One day, lying off the shore, in the Gulf of Honduras, comes Master Low and the crew of the whaleboat rowing across from the beach, where they had been all morning chopping logwood.

“What are you after?” says the captain, for they were coming back with nothing but themselves in the boat.

“We’re after our dinner,” says Low, as spokesman of the party.

“You’ll have no dinner,” says the captain, “until you fetch off another load.”

“Dinner or no dinner, we’ll pay for it,” says Low, wherewith he up with a musket, squinted along the barrel, and pulled the trigger.

Luckily the gun hung fire, and the Yankee captain was spared to steal logwood a while longer.

All the same, that was no place for Ned Low to make a longer stay, so off he and his messmates rowed in a whaleboat, captured a brig out at sea, and turned pirates.

He presently fell in with the notorious Captain Lowther, a fellow after his own kidney, who put the finishing touches to his education and taught him what wickedness he did not already know.

And so he became a master pirate, and a famous hand at his craft, and thereafter forever bore an inveterate hatred of all Yankees because of the dinner he had lost, and never failed to smite whatever one of them luck put within his reach.
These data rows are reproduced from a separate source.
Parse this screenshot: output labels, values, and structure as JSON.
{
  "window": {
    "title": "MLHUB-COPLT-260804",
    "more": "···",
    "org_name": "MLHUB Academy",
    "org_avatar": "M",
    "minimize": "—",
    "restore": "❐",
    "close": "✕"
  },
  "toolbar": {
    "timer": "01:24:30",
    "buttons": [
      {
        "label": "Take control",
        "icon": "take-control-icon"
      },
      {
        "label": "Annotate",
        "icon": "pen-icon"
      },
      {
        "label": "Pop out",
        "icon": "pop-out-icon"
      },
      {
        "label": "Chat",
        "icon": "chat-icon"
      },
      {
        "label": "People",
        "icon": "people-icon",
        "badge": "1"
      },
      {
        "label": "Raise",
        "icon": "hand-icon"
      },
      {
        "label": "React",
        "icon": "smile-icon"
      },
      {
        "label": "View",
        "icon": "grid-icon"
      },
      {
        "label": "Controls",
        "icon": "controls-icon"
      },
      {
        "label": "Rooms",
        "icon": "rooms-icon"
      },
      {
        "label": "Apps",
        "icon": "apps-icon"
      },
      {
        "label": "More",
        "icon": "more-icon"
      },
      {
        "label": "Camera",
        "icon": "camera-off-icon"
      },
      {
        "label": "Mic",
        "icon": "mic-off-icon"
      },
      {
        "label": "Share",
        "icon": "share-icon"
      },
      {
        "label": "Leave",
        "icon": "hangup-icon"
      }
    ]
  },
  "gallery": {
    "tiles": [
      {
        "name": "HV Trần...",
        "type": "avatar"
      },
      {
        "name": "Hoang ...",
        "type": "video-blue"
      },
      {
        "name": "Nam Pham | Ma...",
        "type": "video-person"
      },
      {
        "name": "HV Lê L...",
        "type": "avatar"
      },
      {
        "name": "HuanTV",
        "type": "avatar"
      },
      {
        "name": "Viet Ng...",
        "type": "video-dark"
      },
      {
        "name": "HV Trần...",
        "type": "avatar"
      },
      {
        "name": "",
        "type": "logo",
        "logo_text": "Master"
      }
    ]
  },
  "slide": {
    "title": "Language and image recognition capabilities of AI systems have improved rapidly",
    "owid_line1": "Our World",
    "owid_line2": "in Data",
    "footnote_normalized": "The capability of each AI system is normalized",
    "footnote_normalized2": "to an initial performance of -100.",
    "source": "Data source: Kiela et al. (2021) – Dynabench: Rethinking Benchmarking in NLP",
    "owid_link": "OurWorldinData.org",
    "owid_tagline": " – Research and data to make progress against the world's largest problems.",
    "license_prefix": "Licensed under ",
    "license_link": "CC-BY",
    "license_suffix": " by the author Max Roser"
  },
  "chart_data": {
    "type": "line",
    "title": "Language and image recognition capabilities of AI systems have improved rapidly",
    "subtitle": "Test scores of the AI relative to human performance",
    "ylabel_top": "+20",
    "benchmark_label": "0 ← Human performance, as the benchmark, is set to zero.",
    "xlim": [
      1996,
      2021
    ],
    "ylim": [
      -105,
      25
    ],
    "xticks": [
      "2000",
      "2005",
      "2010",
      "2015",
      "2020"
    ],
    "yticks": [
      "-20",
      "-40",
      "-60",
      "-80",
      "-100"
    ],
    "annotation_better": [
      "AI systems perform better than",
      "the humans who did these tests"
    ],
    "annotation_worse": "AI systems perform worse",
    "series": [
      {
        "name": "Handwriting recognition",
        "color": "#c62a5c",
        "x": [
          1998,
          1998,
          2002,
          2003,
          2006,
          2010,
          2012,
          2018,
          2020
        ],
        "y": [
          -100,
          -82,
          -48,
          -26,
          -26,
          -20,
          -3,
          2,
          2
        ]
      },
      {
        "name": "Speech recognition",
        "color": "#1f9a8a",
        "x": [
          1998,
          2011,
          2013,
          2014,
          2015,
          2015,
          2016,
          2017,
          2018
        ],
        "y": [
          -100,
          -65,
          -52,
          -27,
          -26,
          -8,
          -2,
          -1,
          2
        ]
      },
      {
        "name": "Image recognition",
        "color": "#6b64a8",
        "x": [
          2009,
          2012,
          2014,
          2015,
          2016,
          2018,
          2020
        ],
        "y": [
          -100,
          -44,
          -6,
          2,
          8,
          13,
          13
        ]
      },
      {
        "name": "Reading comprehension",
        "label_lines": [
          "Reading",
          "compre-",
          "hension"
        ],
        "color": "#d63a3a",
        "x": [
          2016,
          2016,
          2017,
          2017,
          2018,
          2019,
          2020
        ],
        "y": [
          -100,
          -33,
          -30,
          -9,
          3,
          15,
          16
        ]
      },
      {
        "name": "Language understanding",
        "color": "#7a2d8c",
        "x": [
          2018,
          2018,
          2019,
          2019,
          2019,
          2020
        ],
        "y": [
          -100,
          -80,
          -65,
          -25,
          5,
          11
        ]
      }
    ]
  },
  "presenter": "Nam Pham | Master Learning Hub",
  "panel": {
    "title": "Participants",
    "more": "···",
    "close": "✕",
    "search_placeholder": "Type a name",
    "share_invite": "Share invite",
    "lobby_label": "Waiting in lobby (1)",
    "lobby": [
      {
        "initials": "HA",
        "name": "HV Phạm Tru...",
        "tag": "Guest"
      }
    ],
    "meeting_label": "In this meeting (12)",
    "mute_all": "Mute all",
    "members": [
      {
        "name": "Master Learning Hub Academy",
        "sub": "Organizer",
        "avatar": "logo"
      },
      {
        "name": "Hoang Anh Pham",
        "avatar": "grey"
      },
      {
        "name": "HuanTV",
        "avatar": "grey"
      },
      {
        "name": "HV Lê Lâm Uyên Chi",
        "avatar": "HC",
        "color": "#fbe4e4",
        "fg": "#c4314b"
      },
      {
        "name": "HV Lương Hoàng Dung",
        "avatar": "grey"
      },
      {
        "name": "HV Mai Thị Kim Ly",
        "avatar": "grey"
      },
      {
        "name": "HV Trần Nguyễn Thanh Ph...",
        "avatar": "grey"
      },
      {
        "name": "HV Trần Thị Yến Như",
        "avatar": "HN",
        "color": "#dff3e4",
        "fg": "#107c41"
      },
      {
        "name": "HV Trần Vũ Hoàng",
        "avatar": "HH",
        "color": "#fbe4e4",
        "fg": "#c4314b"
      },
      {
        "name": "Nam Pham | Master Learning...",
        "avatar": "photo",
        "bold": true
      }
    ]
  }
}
Once he fell in with a ship off South Carolina—the Amsterdam Merchant, Captain Williamson, commander—a Yankee craft and a Yankee master. He slit the nose and cropped the ears of the captain, and then sailed merrily away, feeling the better for having marred a Yankee.

New York and New England had more than one visit from the doughty captain, each of which visits they had good cause to remember, for he made them smart for it.